De nombreuses études ont étudié le lien potentiel entre les champs électromagnétiques d’extrêmement basses fréquences (CEM-EBF) et la santé au cours des 40 dernières années. L’exposition « court terme/intensité élevée » est bien étudiée chez les volontaires humains et les animaux. Les effets observés ont des seuils en deçà desquels ils ne se produisent pas et peuvent être évités en respectant les restrictions de base appropriées (champs électriques induits dans le corps).

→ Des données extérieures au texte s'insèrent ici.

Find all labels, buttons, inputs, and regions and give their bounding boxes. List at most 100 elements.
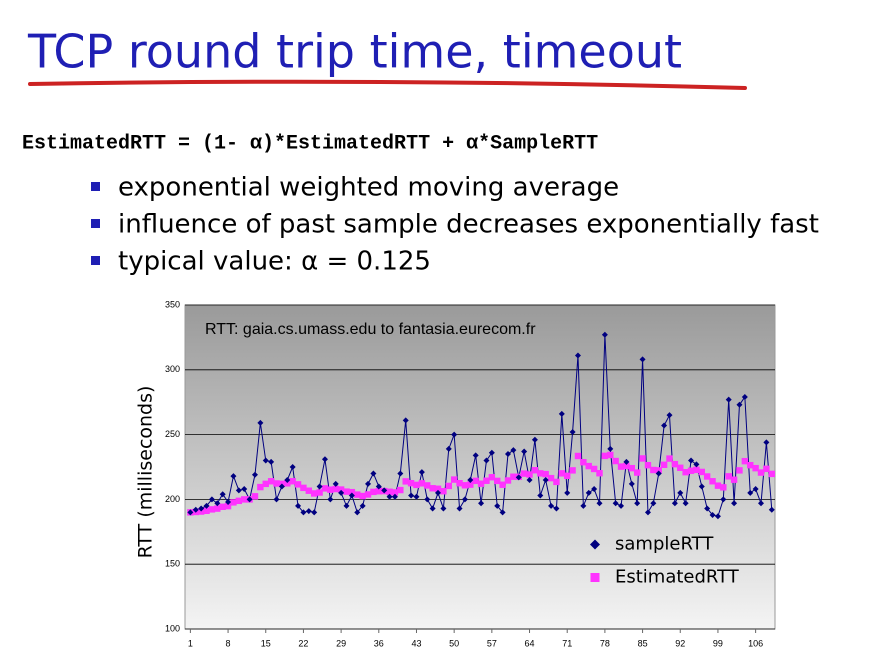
data-point <box>300 509 307 516</box>
data-point <box>461 482 469 489</box>
data-point <box>391 493 398 500</box>
data-point <box>305 487 313 494</box>
data-point <box>510 473 517 480</box>
data-point <box>499 481 506 488</box>
x-tick-label: 50 <box>449 638 459 648</box>
data-point <box>504 451 511 458</box>
data-point <box>246 496 253 503</box>
y-tick-label: 300 <box>165 364 180 374</box>
data-point <box>569 467 576 474</box>
data-point <box>386 493 393 500</box>
data-point <box>499 509 506 516</box>
data-point <box>316 489 323 496</box>
data-point <box>257 483 264 491</box>
data-point <box>591 486 598 493</box>
data-point <box>639 455 646 462</box>
data-point <box>332 485 339 493</box>
x-tick-label: 15 <box>261 638 271 648</box>
data-point <box>682 500 689 507</box>
data-point <box>235 487 242 494</box>
data-point <box>332 480 339 487</box>
data-point <box>370 470 377 477</box>
data-point <box>289 478 296 485</box>
data-point <box>526 476 533 483</box>
data-point <box>547 474 555 482</box>
data-point <box>418 480 426 487</box>
data-point <box>494 502 501 509</box>
data-point <box>634 500 641 507</box>
data-point <box>402 478 409 485</box>
data-point <box>429 505 436 512</box>
data-point <box>440 505 447 512</box>
data-point <box>391 489 399 496</box>
data-point <box>230 473 237 480</box>
data-point <box>251 493 259 500</box>
data-point <box>370 488 377 496</box>
data-point <box>472 477 479 485</box>
data-point <box>316 483 323 490</box>
data-point <box>241 496 248 503</box>
bullet-text: typical value: α = 0.125 <box>118 247 431 277</box>
data-point <box>736 401 743 408</box>
data-point <box>763 465 770 473</box>
data-point <box>413 493 420 500</box>
data-point <box>381 487 388 494</box>
data-point <box>542 476 549 483</box>
data-point <box>730 476 738 483</box>
data-point <box>300 484 307 492</box>
data-point <box>677 489 684 496</box>
data-point <box>666 412 673 419</box>
data-point <box>660 461 668 468</box>
data-point <box>709 478 716 485</box>
data-point <box>343 502 350 509</box>
x-tick-label: 1 <box>188 638 193 648</box>
data-point <box>197 508 205 515</box>
data-point <box>639 356 646 363</box>
data-point <box>677 464 684 471</box>
data-point <box>445 445 452 452</box>
data-point <box>208 496 215 503</box>
data-point <box>601 331 608 338</box>
data-point <box>590 465 598 473</box>
data-point <box>402 417 409 424</box>
data-point <box>198 505 205 512</box>
data-point <box>467 476 474 483</box>
data-point <box>747 489 754 496</box>
data-point <box>354 491 361 498</box>
data-point <box>628 480 635 487</box>
bullet-marker <box>91 256 100 265</box>
data-point <box>386 488 393 495</box>
bullet-text: influence of past sample decreases expon… <box>118 210 819 240</box>
x-tick-label: 92 <box>675 638 685 648</box>
data-point <box>596 500 603 507</box>
data-point <box>542 470 549 478</box>
data-point <box>601 452 609 460</box>
data-point <box>580 502 587 509</box>
data-point <box>359 502 366 509</box>
legend-label: sampleRTT <box>615 534 714 555</box>
data-point <box>187 509 194 516</box>
data-point <box>273 480 280 487</box>
data-point <box>321 485 329 492</box>
data-point <box>736 467 743 474</box>
data-point <box>580 459 587 466</box>
x-tick-label: 22 <box>298 638 308 648</box>
x-tick-label: 8 <box>226 638 231 648</box>
data-point <box>553 478 560 486</box>
data-point <box>612 457 619 465</box>
data-point <box>693 461 700 468</box>
data-point <box>720 496 727 503</box>
data-point <box>644 461 652 469</box>
data-point <box>666 455 673 462</box>
data-point <box>714 482 722 489</box>
data-point <box>585 462 592 470</box>
x-tick-label: 29 <box>336 638 346 648</box>
data-point <box>424 496 431 503</box>
data-point <box>397 486 404 494</box>
data-point <box>397 470 404 477</box>
data-point <box>478 500 485 507</box>
data-point <box>520 470 528 477</box>
data-point <box>607 451 614 459</box>
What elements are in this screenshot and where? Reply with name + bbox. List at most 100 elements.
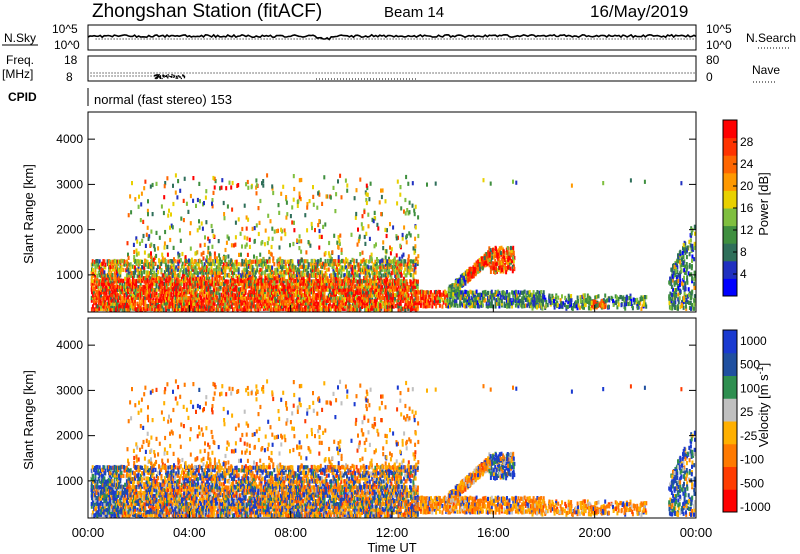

Des questions se posent quant à l’exposition « long terme/faible intensité ». Les CM-EBF sont classés par le CIRC comme « potentiellement cancérigènes pour l’homme » sur base de données épidémiologiques montrant un risque accru de leucémie infantile.  D’autres études soulèvent la question du rôle des CEM 50 Hz dans le développement du cancer, de la maladie d’Alzheimer et d’autres maladies. Cependant, les études ne permettent pas de conclure et des recherches approfondies sont nécessaires.

Il est donc important de déterminer les conséquences biologiques dans des groupes particulièrement exposés, comme par exemples les travailleurs exposés aux CEM. Une étude de biomonitoring cytogénétique est utile pour déterminer si les CEM-EBF peuvent induire des dommages génétiques.

Qu’est-ce qu’une étude de biomonitoring cytogénétique et comment pourrait-elle aider à comprendre les effets des CEM sur la santé ? Voici comment une telle étude est menée et comment elle doit être interprétée.

1. Pourquoi un biomonitoring cytogénétique dans l'étude des effets des CEM sur la santé ?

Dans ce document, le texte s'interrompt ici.